Wiring up just `on_lost` (no `on_degraded` or `on_recovered`) is fine — useful when degradation is recoverable in-place but a lost estimator is your "page someone" condition.

### No commands, telemetry only

Omit all three `on_*` slots. Transitions still happen internally and still fire telemetry, but no policy is enforced. Useful during early bring-up when you're observing how an estimator behaves but haven't decided yet what the failure response should be.

## Common gotchas

### `allowed_states` rejection is silent

If `on_lost: :emergency_stop` fires but the robot is in a state where `:emergency_stop` isn't admissible, the command system rejects the dispatch. The estimator's state still moves to `:lost` and `[:bb, :estimator, :transition]` still fires — but `:emergency_stop` doesn't run. Add the relevant states to the command's `allowed_states`, or wire up an intermediate command that's admissible in more states.

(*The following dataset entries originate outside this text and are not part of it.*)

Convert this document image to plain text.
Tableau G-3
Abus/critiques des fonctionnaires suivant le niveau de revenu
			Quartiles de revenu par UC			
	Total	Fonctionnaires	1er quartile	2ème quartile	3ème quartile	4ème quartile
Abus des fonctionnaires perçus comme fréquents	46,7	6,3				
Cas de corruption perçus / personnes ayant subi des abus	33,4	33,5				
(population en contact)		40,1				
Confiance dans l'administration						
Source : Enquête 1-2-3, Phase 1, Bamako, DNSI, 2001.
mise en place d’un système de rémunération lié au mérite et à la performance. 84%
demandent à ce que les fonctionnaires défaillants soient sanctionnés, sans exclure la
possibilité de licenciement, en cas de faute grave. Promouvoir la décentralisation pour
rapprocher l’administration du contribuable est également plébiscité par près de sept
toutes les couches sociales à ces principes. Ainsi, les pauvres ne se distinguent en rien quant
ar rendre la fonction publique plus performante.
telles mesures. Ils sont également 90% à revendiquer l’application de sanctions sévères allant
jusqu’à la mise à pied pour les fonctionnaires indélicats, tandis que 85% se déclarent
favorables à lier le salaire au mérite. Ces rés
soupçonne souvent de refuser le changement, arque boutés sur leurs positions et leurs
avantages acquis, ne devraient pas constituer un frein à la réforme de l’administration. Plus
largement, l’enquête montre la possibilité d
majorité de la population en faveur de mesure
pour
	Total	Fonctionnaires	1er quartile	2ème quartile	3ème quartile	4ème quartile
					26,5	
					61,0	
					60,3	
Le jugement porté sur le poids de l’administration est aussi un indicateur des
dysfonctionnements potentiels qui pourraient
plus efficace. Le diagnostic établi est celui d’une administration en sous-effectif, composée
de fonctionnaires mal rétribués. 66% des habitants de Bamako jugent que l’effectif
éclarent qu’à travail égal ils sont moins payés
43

### `latency_budget` measures dispatch duration, not message age

`latency_budget` is the time spent inside `handle_input/2`. If the budget is set to `~u(20 millisecond)` and your algorithm takes 25 ms to complete, the transition fires regardless of whether the input arrived "on time". This is intentional — it's the algorithm's response time that matters for downstream consumers. To detect *stale inputs* arriving late, write a `BB.Controller` that monitors `monotonic_time` on the relevant topic.

### `lost_after` is reset on every input, even non-driver

For multi-input estimators the lost timer resets whenever *any* declared input arrives — even ones that aren't the driver. If you want lost detection to depend only on the driver, set `lost_after` only after considering whether a non-driver-only stream should count as "alive enough".

## See also

- [Understanding Estimators](../topics/understanding-estimators.md) — design discussion behind the command-as-policy choice.
- [State Estimation tutorial](../tutorials/13-state-estimation.md) — building the estimator itself.
- [Telemetry Events reference](../reference/telemetry-events.md) — exact event schemas.